Copy the contents of register d to register s.

set_stack_pointer address

Move the stack pointer to address.

set_zero

Set the zero flag to 1.

shift_left_rd value

Shift the bits in register d value places to the left, filling in zeros as needed. Set the zero flag if the result is 0; clear it if not. Set the carry flag to the last bit shifted out.

shift_right_rd value

Shift the bits in register d value places to the right, filling in zeros as needed. Set the zero flag if the result is 0; clear it if not. Set the carry flag to the last bit shifted out.

subtract_rd_rs

Calculate rd - rs and store the result in register d.

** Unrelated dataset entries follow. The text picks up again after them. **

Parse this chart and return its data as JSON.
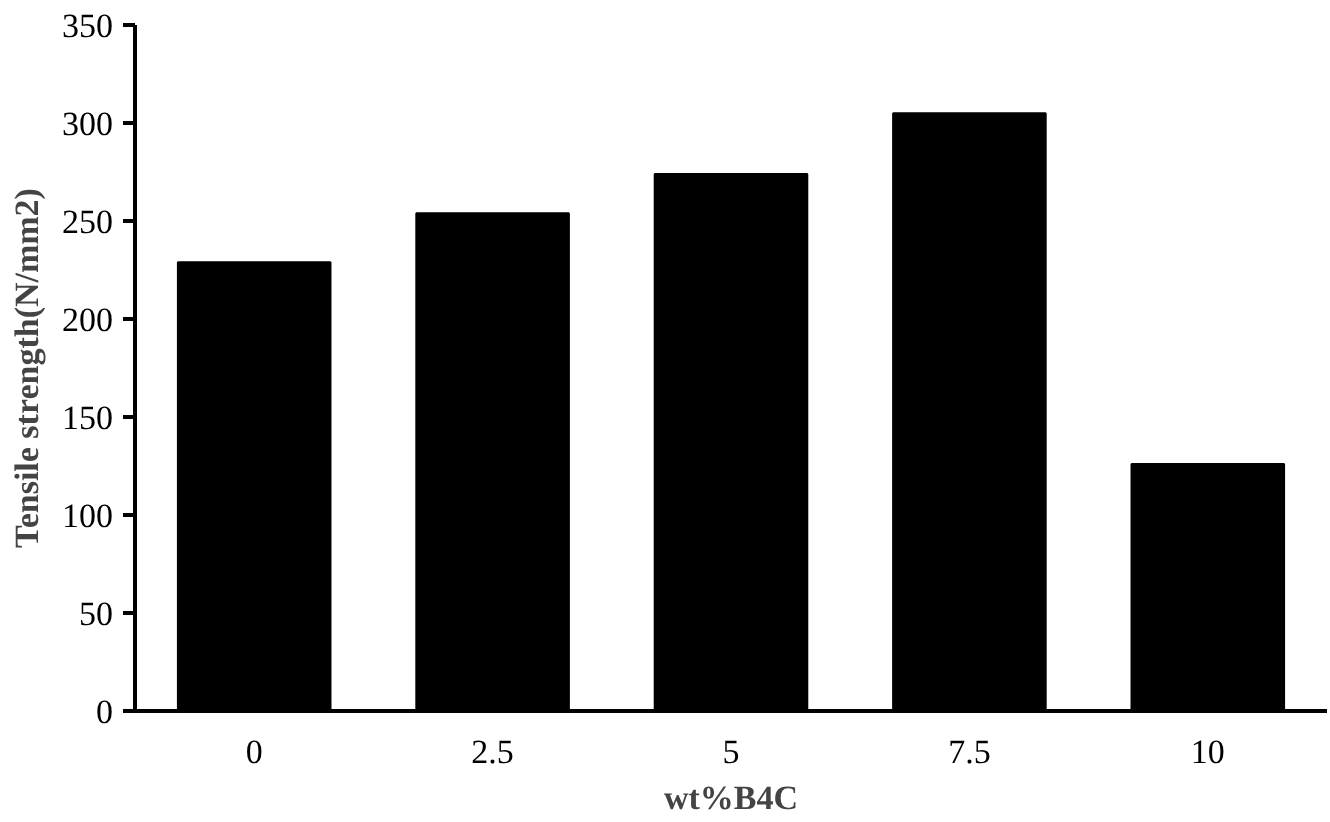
{
  "chart_data": {
    "type": "bar",
    "xlabel": "wt%B4C",
    "ylabel": "Tensile strength(N/mm2)",
    "categories": [
      "0",
      "2.5",
      "5",
      "7.5",
      "10"
    ],
    "values": [
      229,
      254,
      274,
      305,
      126
    ],
    "color": "#000000",
    "ylim": [
      0,
      350
    ],
    "yticks": [
      0,
      50,
      100,
      150,
      200,
      250,
      300,
      350
    ],
    "grid": false
  }
}
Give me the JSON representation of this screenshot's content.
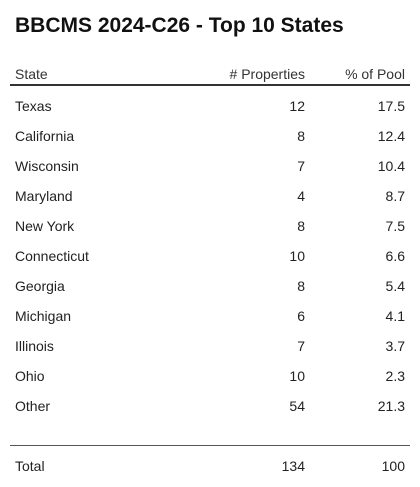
{
  "chart_data": {
    "type": "table",
    "title": "BBCMS 2024-C26 - Top 10 States",
    "columns": [
      "State",
      "# Properties",
      "% of Pool"
    ],
    "rows": [
      {
        "state": "Texas",
        "properties": "12",
        "pool": "17.5"
      },
      {
        "state": "California",
        "properties": "8",
        "pool": "12.4"
      },
      {
        "state": "Wisconsin",
        "properties": "7",
        "pool": "10.4"
      },
      {
        "state": "Maryland",
        "properties": "4",
        "pool": "8.7"
      },
      {
        "state": "New York",
        "properties": "8",
        "pool": "7.5"
      },
      {
        "state": "Connecticut",
        "properties": "10",
        "pool": "6.6"
      },
      {
        "state": "Georgia",
        "properties": "8",
        "pool": "5.4"
      },
      {
        "state": "Michigan",
        "properties": "6",
        "pool": "4.1"
      },
      {
        "state": "Illinois",
        "properties": "7",
        "pool": "3.7"
      },
      {
        "state": "Ohio",
        "properties": "10",
        "pool": "2.3"
      },
      {
        "state": "Other",
        "properties": "54",
        "pool": "21.3"
      }
    ],
    "total": {
      "label": "Total",
      "properties": "134",
      "pool": "100"
    }
  }
}
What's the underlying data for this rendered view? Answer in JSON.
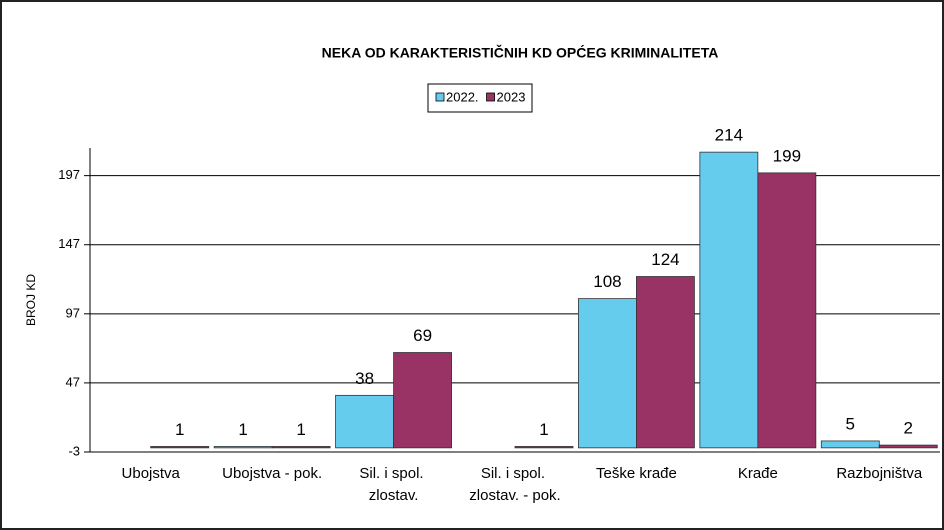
{
  "chart_data": {
    "type": "bar",
    "title": "NEKA OD KARAKTERISTIČNIH  KD OPĆEG KRIMINALITETA",
    "y_label": "BROJ KD",
    "categories": [
      "Ubojstva",
      "Ubojstva - pok.",
      "Sil. i spol. zlostav.",
      "Sil. i spol. zlostav. - pok.",
      "Teške krađe",
      "Krađe",
      "Razbojništva"
    ],
    "series": [
      {
        "name": "2022.",
        "color": "#66ccee",
        "values": [
          null,
          1,
          38,
          null,
          108,
          214,
          5
        ]
      },
      {
        "name": "2023",
        "color": "#993366",
        "values": [
          1,
          1,
          69,
          1,
          124,
          199,
          2
        ]
      }
    ],
    "ylim": [
      -3,
      217
    ],
    "yticks": [
      -3,
      47,
      97,
      147,
      197
    ],
    "grid": true,
    "legend": "top"
  }
}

Set the zero flag if the result is 0; clear it if not. Set the carry flag if the result is smaller than 0; clear it if not.

write_by_pointer_rd_rs

Write the value in register s to memory at the address stored in register d.

write_rs address

Write the value in register s to memory at address.

xor_rd_rs

Calculate rd bitwise-xor rs and store the result in register d. Set the zero flag if the result is 0; clear it if not.